When starting user testing and actual usability of the website I also thought about accessibility because it can only be usable if it is accessible. Accessibility is a word used to describe if a product whether a website or mobile site can be used by people of all abilities and disabilities and in what ways can they be inaccessible?
What is Accessibility?
It is thought that a website is should be accessible to all people whether disabled or able bodied or elderly.
On a website, accessibility depends on how a person’s disability affects the way they perceive information and how they navigate within and between pages.
Elements that affect accessibility include (http://www.bbc.co.uk/accessibility/best_practice/what_is.shtml):
- For people who can’t see very well: the colours and the contrast between colours; the size of text; the choice of fonts
- For people who are blind: how a screenreader interprets the elements on a page (for example, alt tags for images, and title tags for links); the inclusion of audio description for video content
- For people who can’t hear very well: how any audio content is represented graphically (for example, including subtitles or signing on video content)

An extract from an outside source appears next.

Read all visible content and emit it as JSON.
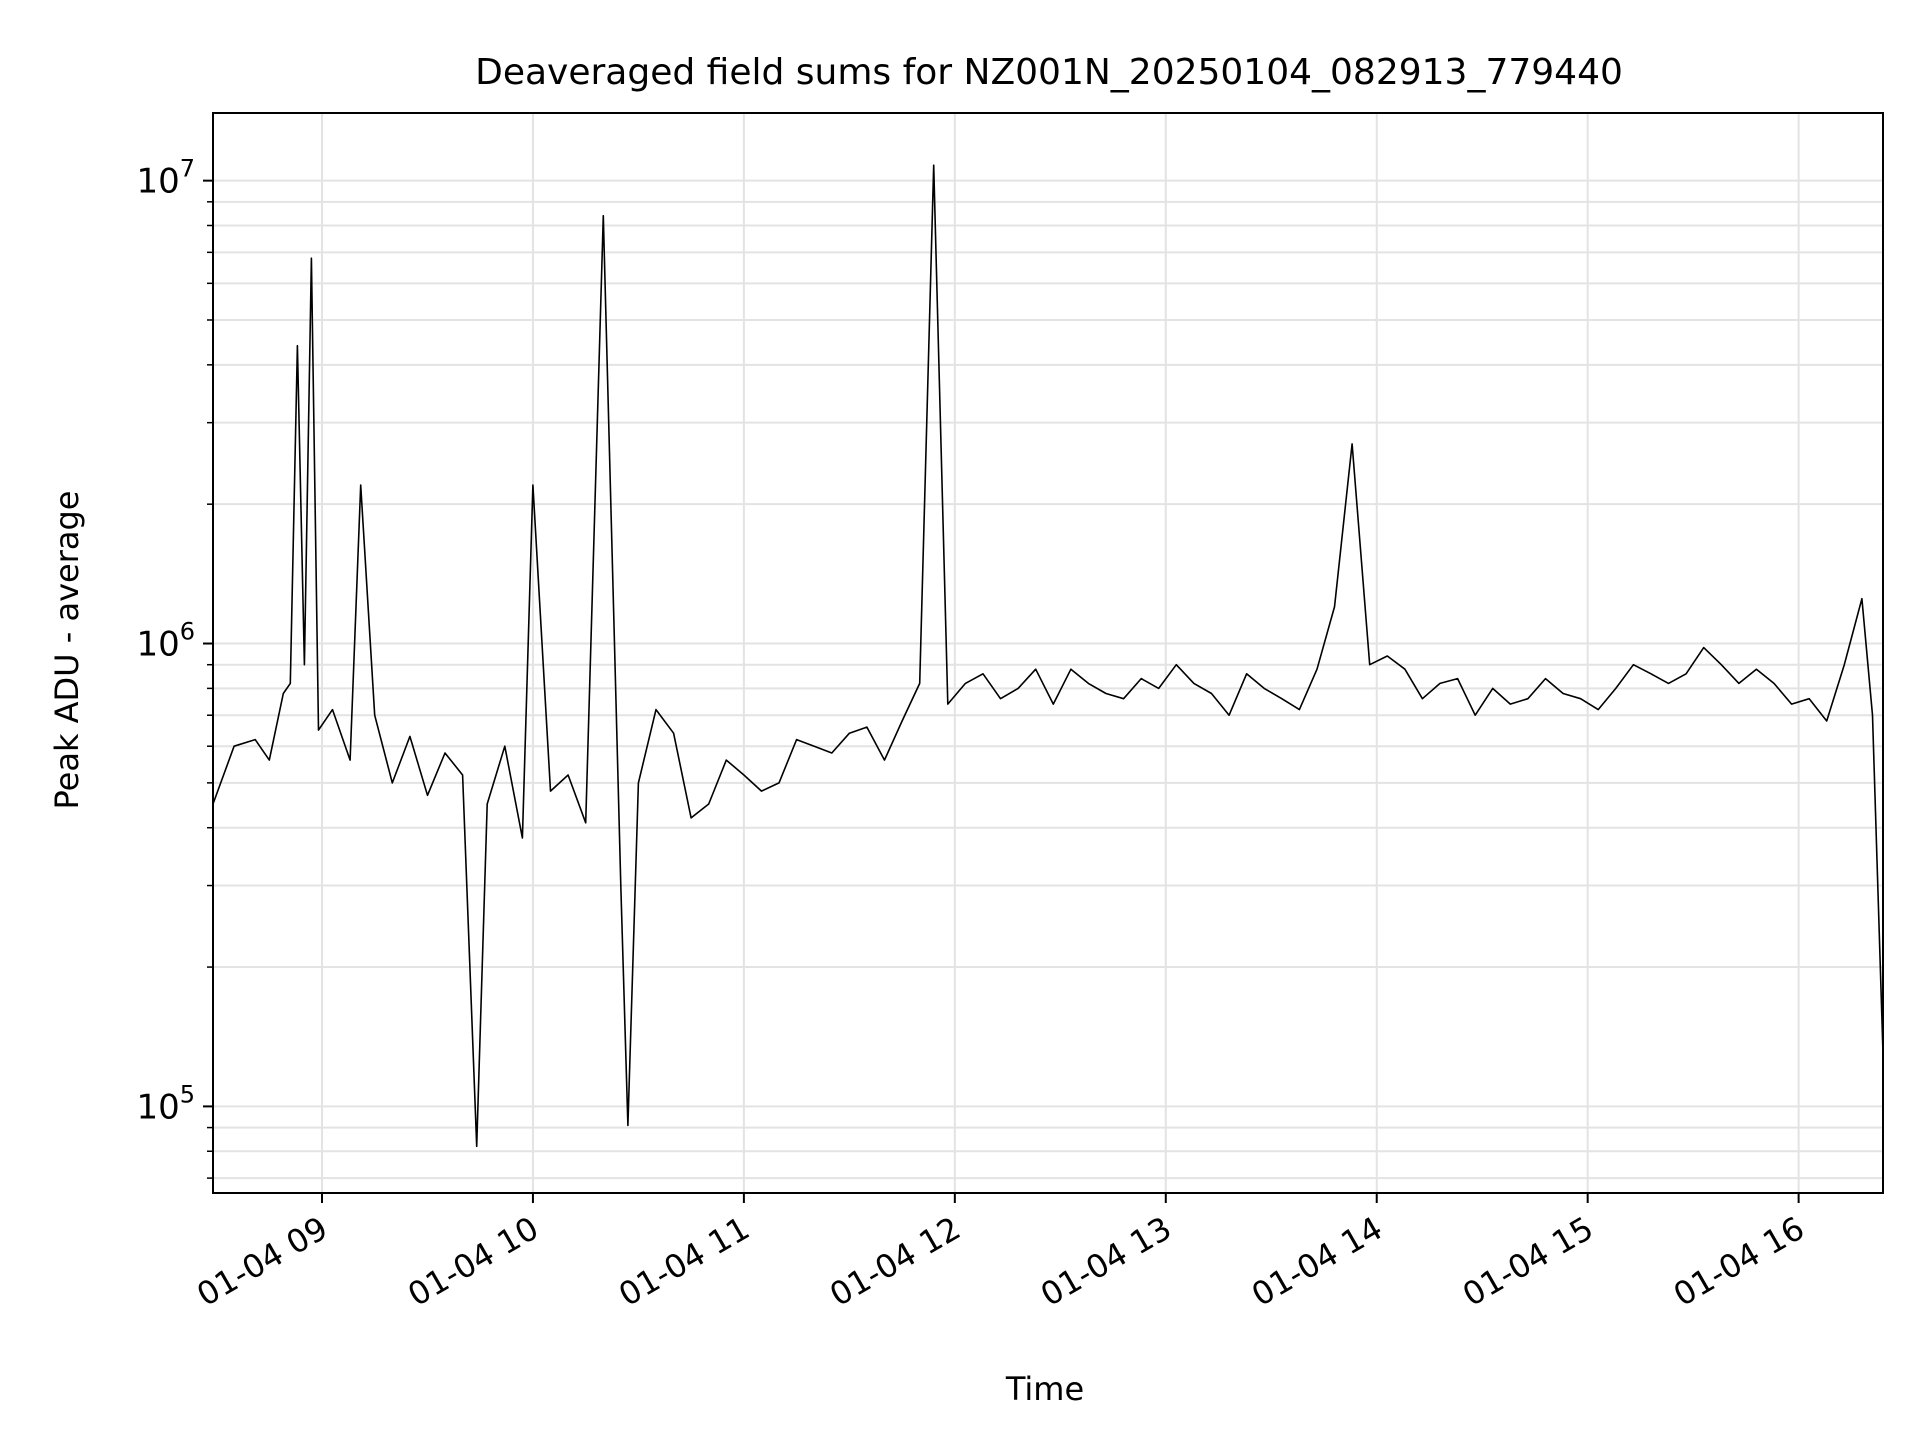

- For people who find a keyboard or mouse hard to use: the ease with which someone can navigate to parts of the page (for instance, by tabbing); auto-completion of forms
- For people who find words difficult: the length of sentences and paragraphs; the complexity of the vocabulary; the choice of fonts and size of text; the availability of spelling checkers and word prediction; the opportunity to have text read out loud
According to W3C (https://www.w3.org/WAI/intro/accessibility.php): The Web is an increasingly important resource in many aspects of life: education, employment, government, commerce, health care, recreation, and more. It is essential that the Web be accessible in order to provide equal access and equal opportunity to people with disabilities. An accessible Web can also help people with disabilities and elderly people more actively participate in society.
Further research into accessibility highlighted you can actually be breaking the law if your site is not accessible to disabled users.
The law and Accessibility
If your business has a website, it should be accessible to disabled users. Along with ethical and commercial justifications for this there is also a legal reason: if your website does not meet certain design standards, then you could be sued for discrimination.
So far there have been two cases, actions were initiated by the Royal National Institute for the Blind (RNIB), and both out of court. Although the companies weren’t named it is a battle which any business would want to avoid.
More information on the law and accessibility: http://www.out-law.com/page-330
I thought Centre Parcs Accessibility policy very interesting, they include a statement signed by their Director’s and Chairman expressing their commitment to equal access to all.
According to Site Improve web accessibility is about allowing people with and without disabilities to have access to the information they want and need from your website. With a reported 1 in 5 people living with some sort of disability, organisations need to ensure that their websites are both functional and efficient for every user.
Site Improve offer a service and an accessibility review of your website see link below:
Site Improve do not mention costs on their inital screen, it could be thought especially for larger companies and brands that this is a factor in the design of their website they cannot afford to ignore. However regardless of the size of an organisation behind a website this is an area that should be incorporated from the discovery and design stages as the user experience is a huge factor in the success or your site and you cannot provide a good user experience for all if not accessible to all.